On 04/16/2014 02:15 PM, Martin Buchholz wrote:
On Mon, Apr 14, 2014 at 1:57 PM, Peter Levart <peter.lev...@gmail.com
<mailto:peter.lev...@gmail.com>> wrote:


    There's already such a race in current implementation of
    Process.terminate(). It admittedly only concerns a small window
    between process exiting and the reaper thread managing to signal
    this state to the other threads wishing to terminate it at the same
    time, so it could happen that a KILL/TERM signal is sent to an
    already deceased PID which was re-used, but it doesn't happen in
    practice since PIDs are not re-used very soon typically.

    But I agree, waiting between listing children and sending them
    signals increases the chance of hitting a reused PID.

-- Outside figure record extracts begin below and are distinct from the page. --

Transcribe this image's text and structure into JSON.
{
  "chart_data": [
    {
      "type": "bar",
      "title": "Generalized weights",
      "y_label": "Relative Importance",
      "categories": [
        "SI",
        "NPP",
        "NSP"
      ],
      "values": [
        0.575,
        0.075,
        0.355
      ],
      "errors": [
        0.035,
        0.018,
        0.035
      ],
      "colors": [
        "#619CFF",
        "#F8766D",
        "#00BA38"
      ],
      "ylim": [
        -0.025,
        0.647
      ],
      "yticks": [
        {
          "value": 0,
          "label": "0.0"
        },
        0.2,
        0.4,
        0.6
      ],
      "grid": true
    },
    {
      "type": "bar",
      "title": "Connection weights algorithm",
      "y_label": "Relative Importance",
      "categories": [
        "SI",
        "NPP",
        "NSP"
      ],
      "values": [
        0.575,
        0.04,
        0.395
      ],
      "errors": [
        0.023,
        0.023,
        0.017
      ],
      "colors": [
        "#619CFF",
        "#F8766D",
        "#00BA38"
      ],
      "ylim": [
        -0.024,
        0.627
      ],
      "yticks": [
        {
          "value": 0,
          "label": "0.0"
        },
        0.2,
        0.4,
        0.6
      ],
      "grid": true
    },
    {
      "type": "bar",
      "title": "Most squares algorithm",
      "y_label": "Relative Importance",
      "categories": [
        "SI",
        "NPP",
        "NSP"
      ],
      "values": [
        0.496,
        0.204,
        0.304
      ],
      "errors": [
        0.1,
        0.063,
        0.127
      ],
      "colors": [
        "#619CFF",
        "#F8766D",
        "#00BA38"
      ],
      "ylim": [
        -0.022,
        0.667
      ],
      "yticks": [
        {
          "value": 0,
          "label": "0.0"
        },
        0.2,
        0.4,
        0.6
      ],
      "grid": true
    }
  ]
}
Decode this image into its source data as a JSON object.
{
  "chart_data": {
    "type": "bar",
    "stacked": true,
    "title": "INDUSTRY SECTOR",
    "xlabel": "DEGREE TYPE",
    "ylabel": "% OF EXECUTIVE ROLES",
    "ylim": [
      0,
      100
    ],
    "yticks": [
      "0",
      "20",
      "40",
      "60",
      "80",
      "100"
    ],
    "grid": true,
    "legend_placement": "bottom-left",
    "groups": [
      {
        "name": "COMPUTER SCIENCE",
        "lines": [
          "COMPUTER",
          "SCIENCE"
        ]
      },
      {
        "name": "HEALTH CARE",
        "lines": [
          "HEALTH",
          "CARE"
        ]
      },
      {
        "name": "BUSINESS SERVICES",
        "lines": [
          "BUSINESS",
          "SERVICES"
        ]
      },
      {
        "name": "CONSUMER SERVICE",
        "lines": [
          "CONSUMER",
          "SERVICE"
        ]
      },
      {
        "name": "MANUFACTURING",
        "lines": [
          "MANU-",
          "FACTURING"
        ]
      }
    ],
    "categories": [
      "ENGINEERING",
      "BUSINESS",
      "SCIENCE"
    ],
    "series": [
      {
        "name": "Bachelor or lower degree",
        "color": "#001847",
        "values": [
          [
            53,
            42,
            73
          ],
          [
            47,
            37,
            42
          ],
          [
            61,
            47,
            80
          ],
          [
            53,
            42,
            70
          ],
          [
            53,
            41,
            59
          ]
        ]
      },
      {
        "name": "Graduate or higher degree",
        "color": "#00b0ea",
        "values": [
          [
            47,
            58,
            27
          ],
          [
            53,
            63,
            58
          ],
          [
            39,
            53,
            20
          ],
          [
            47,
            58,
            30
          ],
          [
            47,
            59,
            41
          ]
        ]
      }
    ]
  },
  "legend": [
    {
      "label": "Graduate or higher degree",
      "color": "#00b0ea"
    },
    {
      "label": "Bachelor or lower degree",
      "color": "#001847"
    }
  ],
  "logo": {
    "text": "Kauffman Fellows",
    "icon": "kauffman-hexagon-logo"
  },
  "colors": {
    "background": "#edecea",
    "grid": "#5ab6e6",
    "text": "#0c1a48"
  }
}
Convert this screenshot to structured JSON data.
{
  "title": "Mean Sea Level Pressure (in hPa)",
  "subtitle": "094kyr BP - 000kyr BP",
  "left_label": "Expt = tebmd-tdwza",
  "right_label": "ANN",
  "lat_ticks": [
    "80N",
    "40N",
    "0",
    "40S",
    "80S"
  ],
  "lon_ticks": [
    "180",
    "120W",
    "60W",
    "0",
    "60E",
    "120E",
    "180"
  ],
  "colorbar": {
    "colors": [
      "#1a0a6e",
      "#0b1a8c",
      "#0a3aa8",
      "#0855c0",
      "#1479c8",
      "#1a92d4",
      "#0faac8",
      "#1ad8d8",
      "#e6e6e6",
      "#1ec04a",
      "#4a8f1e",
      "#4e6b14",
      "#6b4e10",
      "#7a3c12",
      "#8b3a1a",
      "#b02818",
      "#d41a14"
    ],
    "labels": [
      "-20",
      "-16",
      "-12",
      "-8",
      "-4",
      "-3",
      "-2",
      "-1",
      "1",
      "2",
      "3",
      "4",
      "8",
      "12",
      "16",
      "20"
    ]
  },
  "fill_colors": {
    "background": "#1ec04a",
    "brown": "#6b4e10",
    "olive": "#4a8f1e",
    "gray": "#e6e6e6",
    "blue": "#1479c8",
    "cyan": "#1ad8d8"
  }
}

We do rely on the OS not reusing a PID _immediately_.  We used to have
bugs in this area where Process.destroy would send a signal to a pid
that may have deceased arbitrarily long ago.

It seems to me that the key to avoiding this is to ensure that waitpid() is not called until we know the PID is ready to be cleaned. As long as waitpid() has not yet been called, we can be certain that the process still exists and is ours. So the real question is, how can we know a process is dead without actually calling wait() (thereby making that knowledge useless)?

The aforementioned /proc trick seems like one good way to do so without, say, spawning a plethora of threads (though at one additional FD per thread, it is not free either). Unforunately /proc is not ubiquitous, and even where it does exist, it's not standardized (thus its behavior probably cannot be relied upon absolutely).

A simple solution may be to use a synchronized set of child PIDs, and set a SIGCHLD handler or waiter which, when triggered, locks the set and performs a series of waitid() operations with WNOHANG, processing all the process status updates. The signalling APIs would be required to synchronize on the set to determine if the process in question is owned by the parent process. Previously unknown processes can be "adopted" into this area by acquiring the synchronization and calling "waitpid()"+WNOHANG on the PID in question, and using the result to determine whether the PID should be added to the set (or whether we just reaped it - or whether it doesn't belong to us at all).

As long as the process API is restricted to managing direct children, this should work and be safe across all POSIX-ish environments. Note the potential downside that all children will be automatically reaped, which is possibly somewhat hostile to naïve JNI libraries or embedders. Selectively enabling the /proc trick can mitigate this downside on platforms which support it however.